For a sufficiently large number of steps $T$ (e.g., $T=1000$ or more) and a suitable schedule $\{\beta_t\}$, the value of $\bar{\alpha}_T$ becomes very close to zero.

• As $\bar{\alpha}_T \rightarrow 0$, the mean term $\sqrt{\bar{\alpha}_T} x_0$ approaches $0$.
• As $\bar{\alpha}_T \rightarrow 0$, the variance term $(1 - \bar{\alpha}_T) I$ approaches $(1 - 0) I = I$.

Therefore, for large $T$, the distribution $q(x_T | x_0)$ becomes:

$$q(x_T | x_0) \approx \mathcal{N}(x_T; 0, I)$$

This means that after $T$ steps, the resulting sample $x_T$ is essentially pure Gaussian noise, and almost all information about the original data point $x_0$ has been destroyed. The forward process successfully converts any input data point into a sample from a standard Gaussian distribution, regardless of the starting point $x_0$.

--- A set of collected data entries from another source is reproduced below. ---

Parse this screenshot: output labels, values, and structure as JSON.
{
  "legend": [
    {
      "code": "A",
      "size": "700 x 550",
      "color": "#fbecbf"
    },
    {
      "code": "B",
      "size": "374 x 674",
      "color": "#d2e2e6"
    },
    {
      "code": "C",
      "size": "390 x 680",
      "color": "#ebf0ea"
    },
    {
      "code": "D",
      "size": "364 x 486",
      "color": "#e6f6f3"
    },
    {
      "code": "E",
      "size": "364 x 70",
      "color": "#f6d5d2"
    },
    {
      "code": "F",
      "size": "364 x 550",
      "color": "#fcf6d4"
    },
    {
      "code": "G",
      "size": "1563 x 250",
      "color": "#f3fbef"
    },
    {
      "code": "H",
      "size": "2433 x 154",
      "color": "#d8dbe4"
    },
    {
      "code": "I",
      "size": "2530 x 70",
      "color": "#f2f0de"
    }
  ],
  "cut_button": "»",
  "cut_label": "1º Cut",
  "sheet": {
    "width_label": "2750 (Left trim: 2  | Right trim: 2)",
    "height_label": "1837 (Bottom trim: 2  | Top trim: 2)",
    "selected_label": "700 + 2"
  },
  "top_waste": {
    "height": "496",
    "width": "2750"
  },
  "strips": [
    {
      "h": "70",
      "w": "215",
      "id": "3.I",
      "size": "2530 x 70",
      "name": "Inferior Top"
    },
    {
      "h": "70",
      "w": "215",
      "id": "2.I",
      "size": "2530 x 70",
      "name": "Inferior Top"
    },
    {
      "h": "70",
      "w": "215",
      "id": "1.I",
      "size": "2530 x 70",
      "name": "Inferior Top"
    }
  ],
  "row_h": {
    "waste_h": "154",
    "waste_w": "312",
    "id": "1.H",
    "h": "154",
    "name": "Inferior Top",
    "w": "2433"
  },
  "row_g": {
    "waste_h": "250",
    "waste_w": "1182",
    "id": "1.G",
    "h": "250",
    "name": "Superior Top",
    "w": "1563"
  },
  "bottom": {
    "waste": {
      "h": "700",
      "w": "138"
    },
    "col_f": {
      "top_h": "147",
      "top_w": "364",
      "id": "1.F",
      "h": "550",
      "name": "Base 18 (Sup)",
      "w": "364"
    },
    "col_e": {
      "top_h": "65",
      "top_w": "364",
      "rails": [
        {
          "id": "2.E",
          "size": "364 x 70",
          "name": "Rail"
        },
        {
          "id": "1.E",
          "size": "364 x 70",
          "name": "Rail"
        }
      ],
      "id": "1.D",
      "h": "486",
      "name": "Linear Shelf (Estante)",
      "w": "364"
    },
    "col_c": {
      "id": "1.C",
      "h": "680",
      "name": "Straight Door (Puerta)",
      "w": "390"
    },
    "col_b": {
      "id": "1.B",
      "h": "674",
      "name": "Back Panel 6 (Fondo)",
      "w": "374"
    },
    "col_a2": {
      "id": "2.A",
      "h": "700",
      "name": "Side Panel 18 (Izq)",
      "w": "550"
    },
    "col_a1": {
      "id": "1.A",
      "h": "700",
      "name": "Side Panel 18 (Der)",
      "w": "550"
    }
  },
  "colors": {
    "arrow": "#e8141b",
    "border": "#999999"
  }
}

The value of $\bar{\alpha}_t$ decreases from 1 towards 0 as the timestep $t$ increases, indicating the diminishing influence of the original data $x_0$ and the increasing dominance of noise. Values shown are illustrative for a typical schedule over $T=1000$ steps.

Tractability and Fixed Nature

A significant property of the forward process is its tractability. As mentioned, we can calculate the distribution $q(x_t | x_0)$ directly using the closed-form expression. This allows us to efficiently sample $x_t$ for any $t$ given $x_0$, which is essential for training the neural network that will learn the reverse process. We don't need to simulate the step-by-step noising during training.

Furthermore, the entire forward process is fixed. It does not involve any learnable parameters. The noise schedule $\{\beta_t\}_{t=1}^T$ is chosen beforehand (e.g., a linear schedule, cosine schedule) and remains constant throughout training and inference. All the learning happens in the reverse process, which must learn to undo this fixed noising procedure.

Markov Property

As defined, the forward process is a Markov chain. This means that the distribution of the state $x_t$ only depends on the immediately preceding state $x_{t-1}$, not on any earlier states $x_0, ..., x_{t-2}$.

$$q(x_t | x_{t-1}, x_{t-2}, ..., x_0) = q(x_t | x_{t-1})$$

While we derived a useful expression for $q(x_t | x_0)$, the underlying step-by-step process retains this Markov property. This structure simplifies the mathematical analysis and is mirrored (though approximated) in the reverse process.

In summary, the forward process is a fixed, tractable mechanism that gradually and controllably converts data into noise following Gaussian statistics. Its endpoint is designed to be a simple, known distribution ($\mathcal{N}(0, I)$), and its intermediate steps $q(x_t | x_0)$ are easily calculated. These properties form the foundation upon which the learnable reverse (denoising) process is built.